There are a number of other flags flying, including the Canadian, USA and Australian flags. No surprise there as the Irish, including Mayo men, fought in those armies. Then there are the allies, France and Belgium. But Germany? This was the enemy. I don't think the men of Mayo died for Germany though Lord Haw Haw's father (Michael Joyce) was from Ballinrobe.

Part of the explanation may be that Castlebar is twinned with Höchstadt in Bavaria. And the fashion these days is all about inclusivity.

The centrepiece of the park is the memorial to those Mayomen who died in WWI, and I think they are probably all men on this particular structure. They are grouped by town, except for the latecomers who are placed at the extreme ends.

The memorial itself is a very impressive piece of work.

There is a separate smaller memorial to the Mayomen who died in WWII and a number of smaller memorials to those who died in the armies of USA, Canada and Australia in both World Wars. There are also smaller memorials dedicated to regiments (Connaught Rangers and Irish Guards) and others to those who served in Commonwealth forces or with the United Nations.

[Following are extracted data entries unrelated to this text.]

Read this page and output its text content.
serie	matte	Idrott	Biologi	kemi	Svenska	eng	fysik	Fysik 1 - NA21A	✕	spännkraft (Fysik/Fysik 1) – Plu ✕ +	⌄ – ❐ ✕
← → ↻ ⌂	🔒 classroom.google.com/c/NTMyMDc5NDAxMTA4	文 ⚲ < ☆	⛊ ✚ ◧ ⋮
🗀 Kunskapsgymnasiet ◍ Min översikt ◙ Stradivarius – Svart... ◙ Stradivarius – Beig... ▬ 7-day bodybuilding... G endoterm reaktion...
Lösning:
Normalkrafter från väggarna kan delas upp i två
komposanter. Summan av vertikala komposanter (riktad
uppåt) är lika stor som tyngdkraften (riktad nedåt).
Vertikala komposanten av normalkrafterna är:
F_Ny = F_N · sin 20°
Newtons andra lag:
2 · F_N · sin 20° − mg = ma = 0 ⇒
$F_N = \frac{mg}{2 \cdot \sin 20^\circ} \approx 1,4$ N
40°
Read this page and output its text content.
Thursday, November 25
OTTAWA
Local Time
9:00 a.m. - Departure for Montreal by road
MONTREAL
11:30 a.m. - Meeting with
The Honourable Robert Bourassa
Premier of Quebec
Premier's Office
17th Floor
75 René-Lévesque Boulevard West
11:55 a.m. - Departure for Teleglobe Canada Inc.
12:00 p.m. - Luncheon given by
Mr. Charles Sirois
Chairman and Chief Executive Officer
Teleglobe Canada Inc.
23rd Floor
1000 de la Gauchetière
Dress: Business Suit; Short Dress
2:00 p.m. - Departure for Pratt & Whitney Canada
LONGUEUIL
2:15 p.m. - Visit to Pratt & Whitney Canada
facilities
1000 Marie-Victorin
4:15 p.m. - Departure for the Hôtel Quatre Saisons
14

There is a specific memorial, from the Belgian government, to those who died in Flanders Fields in WWI, and although my uncle died at High Wood across the border in France I think of him in relation to this memorial also. "Flanders Fields" is emblematic and can serve as a generic name for significant part of the Somme front down into France. I visited the German cemetery at Langemark near Ieper (Ypres) in 1967/8, long before I knew anything about my uncle's story.

There is also a memorial to the 10 Mayo crew members of the Lusitania who died when she was torpedoed and sunk off the Irish coast in 1915 with a loss of 1,198 lives. Also remembered on this memorial are three Mayo people who survived.

There is a memorial to five Irish born merchant seamen, one of whom was from Mayo. These men were prisoners who refused to co-operate with the Nazis and paid the ultimate price. The Mayo man, radio officer Gerard O'Hara from Ballina, was in charge of the Irish prisoners of war in the Bremen-Farge Work Concentration Camp.

This memorial is dedicated to all the Mayo born civilians who were killed while providing emergency and essential services during the world wars of the past century. I think most of the names are probably from the WWII blitz.

This seat is dedicated to the memory of members of An Garda Síochána who gave their lives in the service of the State. It spans the period 1940 right up to 2015 and I assume it refers to Mayo born Gardaí.

There are a number of wall plaques such as this one to Nurse Bridget Quinn whose name also figures on the Civilian Memorial.

While I think the park was originally conceived as a WWI memorial the concept has clearly expanded to cover much more. Almost all of the recorded names are of men, not surprising when you consider the composition of armies, particularly in the more distant past. The only women's names I noticed were on the Civilian and Lusitania memorials, and Nurse Quinn's plaque. I expect there will be more as historians delve more deeply into the records.

Among the wall plaques is this one to two Mayo men who died in the Spanish Civil War. I wonder were they both on the same side and, if so, which side was that?

As I leave I notice this catch-all memorial stone.

And I just wonder if this title stone might need a minor correction in the future. Irish language rules on lenition are fierce complex so I'll leave it to someone better qualified than myself to come up with a definitive opinion on that one.